Как бы мне хотелось, чтобы она была рядом, чтобы помогала, разговаривала со мной. Но больше всего на свете мне хотелось бы ещё раз посидеть с ней рядышком, попросить прощения за все глупости, которые я говорила и делала, сказать ей, как сильно я её люблю.
Думаю я и о Старой Яге. В первый момент меня охватывает гнев, ведь она не дала мне пройти сквозь Врата и вернуть бабушку домой. Но всё же я чувствую, что скучаю по ней. Было весело переворачиваться с ног на голову в её избушке, мастерить фейерверки и бегать наперегонки с избушкой Яги Онекина по пути на церемонию. Интересно, как она там, на рынке, не будет ли у неё неприятностей из-за меня? Но потом я вспоминаю её: спина прямая, взгляд гордой и уверенной в себе женщины. И я понимаю: если кто и может в пух и прах разнести слухи о бегающем доме, то это она. Когда я задумываюсь о том, что должны были подумать об мне все Яги, которые присутствовали на церемонии, я ощущаю покалывание по всей коже. Для них я просто глупый ребёнок. Они не понимают, как мне нужна Ба.
Небо за грязными окнами утопает в густых серых сумерках. Я зажигаю свечи и продолжаю убирать. Даже с приходом ночи я не ложусь спать от страха, что огонь может перекинуться на всё вокруг или, наоборот, потухнуть, и тогда мы все околеем во сне.
В конце концов я засыпаю в бабушкином кресле, просыпаясь каждый раз, когда роняю щётку из рук.
Утром я встаю, измученная как никогда, но, осматривая избушку, я чувствую, как меня переполняет гордость. Здесь чисто, и уже видны первые признаки исцеления.
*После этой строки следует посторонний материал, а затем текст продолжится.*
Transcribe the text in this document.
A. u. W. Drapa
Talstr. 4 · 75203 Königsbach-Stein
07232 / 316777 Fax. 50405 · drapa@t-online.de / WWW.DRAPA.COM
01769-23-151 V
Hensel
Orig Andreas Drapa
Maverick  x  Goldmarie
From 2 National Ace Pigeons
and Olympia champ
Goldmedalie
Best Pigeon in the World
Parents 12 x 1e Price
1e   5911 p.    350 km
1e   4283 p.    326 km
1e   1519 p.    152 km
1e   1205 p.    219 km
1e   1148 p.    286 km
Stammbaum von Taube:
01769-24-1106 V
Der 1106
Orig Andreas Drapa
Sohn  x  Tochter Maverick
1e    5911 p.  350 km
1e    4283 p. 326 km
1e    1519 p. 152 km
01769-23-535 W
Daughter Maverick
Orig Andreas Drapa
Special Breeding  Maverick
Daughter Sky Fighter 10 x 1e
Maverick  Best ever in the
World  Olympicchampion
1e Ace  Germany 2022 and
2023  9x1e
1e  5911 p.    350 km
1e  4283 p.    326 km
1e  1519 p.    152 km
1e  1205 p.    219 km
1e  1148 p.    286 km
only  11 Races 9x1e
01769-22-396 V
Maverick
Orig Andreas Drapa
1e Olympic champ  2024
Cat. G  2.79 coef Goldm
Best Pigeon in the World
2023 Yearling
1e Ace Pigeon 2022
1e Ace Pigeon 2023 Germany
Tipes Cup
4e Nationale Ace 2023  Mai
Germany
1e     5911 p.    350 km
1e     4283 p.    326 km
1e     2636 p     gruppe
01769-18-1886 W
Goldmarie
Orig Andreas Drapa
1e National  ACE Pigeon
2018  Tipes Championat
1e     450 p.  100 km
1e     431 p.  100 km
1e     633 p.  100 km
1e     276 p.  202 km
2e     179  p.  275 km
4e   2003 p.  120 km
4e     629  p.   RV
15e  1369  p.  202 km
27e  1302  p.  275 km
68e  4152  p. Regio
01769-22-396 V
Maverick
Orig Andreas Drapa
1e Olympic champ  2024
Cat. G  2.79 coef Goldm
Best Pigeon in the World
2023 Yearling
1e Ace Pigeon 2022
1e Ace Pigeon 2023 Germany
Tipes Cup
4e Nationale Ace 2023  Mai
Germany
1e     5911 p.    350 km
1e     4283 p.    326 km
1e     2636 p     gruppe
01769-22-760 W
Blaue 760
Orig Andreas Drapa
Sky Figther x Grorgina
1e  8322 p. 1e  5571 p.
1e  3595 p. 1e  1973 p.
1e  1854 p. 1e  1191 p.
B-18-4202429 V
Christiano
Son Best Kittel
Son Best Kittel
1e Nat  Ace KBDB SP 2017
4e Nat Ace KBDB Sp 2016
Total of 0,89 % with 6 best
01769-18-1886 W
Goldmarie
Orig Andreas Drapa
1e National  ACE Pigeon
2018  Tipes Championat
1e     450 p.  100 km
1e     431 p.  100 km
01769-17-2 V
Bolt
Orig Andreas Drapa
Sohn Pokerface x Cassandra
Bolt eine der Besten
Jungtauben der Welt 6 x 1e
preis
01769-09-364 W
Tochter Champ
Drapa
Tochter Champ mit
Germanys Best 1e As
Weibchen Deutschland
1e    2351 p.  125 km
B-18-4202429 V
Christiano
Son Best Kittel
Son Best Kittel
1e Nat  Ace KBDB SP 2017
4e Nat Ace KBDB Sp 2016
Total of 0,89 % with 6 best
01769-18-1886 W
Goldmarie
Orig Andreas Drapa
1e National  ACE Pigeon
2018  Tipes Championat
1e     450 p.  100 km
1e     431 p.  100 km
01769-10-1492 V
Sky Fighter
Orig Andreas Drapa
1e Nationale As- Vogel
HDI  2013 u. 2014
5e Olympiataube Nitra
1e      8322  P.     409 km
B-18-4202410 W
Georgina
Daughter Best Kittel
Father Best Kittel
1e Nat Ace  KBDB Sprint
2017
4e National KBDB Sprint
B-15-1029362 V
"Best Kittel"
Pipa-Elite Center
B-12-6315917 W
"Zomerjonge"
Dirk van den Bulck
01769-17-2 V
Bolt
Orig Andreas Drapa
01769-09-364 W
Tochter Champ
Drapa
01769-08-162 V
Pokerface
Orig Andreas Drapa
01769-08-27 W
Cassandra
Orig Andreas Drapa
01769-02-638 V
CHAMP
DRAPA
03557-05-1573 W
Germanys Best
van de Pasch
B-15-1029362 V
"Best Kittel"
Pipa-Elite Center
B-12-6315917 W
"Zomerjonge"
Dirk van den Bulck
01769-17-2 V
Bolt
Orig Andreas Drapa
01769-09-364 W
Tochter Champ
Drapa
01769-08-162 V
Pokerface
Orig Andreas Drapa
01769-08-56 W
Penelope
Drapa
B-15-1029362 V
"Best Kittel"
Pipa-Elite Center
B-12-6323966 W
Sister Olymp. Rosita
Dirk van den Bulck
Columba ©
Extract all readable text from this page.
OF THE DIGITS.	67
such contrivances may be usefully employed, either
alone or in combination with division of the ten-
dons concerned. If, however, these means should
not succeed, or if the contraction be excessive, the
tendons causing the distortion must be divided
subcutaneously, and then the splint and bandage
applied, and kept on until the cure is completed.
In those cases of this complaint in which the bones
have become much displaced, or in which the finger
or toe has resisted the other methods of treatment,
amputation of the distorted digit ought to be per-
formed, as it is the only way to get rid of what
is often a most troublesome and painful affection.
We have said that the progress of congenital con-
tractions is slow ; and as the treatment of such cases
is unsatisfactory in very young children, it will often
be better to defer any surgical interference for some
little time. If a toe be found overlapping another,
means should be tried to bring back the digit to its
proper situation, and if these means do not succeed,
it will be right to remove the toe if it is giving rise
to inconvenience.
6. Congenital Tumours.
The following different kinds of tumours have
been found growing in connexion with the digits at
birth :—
Оконные рамы и стены обрастают новым деревом. Густой мох и трава покрывают дыры в полу, а в щелях на крыше сплелись виноградные плети. На месте упавшей вчера потолочной балки вырос толстый свежий побег. Несмотря на холод, я спешу на улицу – осмотреть избушку снаружи.
Балюстрада обрела новые узоры, а куриные ноги стали толще. Я с облегчением выдыхаю. Но тут я бросаю взгляд на трещину возле чулана для скелетов. Она тянется уже до самой крыши. Стена чёрная, обугленная, покрытая коркой изо льда и сажи. И передняя сторона избушки на четверть омертвела, на ней ни признака исцеления. Если никто не провожает мёртвых, избушка не сможет полностью восстановиться.
– Избушка. – Я усаживаюсь на ступеньке, обхватив руками ноющий живот. – Нам нужна Ба, чтобы провожать мёртвых. Иначе ты продолжишь разрушаться.
Избушка покачивается из стороны в сторону.
– Но я не смогу сама провожать мёртвых. – Мои глаза наполняются слезами.
Балюстрада тянется ко мне, словно пытаясь расправить мои сгорбленные плечи.
– Нет. – Я отодвигаюсь и мотаю головой. – У меня не хватит сил. Мне нужна Ба.
Балясины тыкают меня в спину, настаивая, чтобы я выпрямилась.
– Перестань. – Я пересаживаюсь на ступеньку ниже. – Я могу привести бабушку домой, я точно знаю. Мне нужно только, чтобы ты позволила мне пройти сквозь Врата.
Все окна захлопываются, и избушка закапывается в снег.
Я вглядываюсь в бесконечные белые просторы, моё тело напрягается. На уши давит тишина, лишь изредка нарушаемая треском или звуком падающей в снег щепки.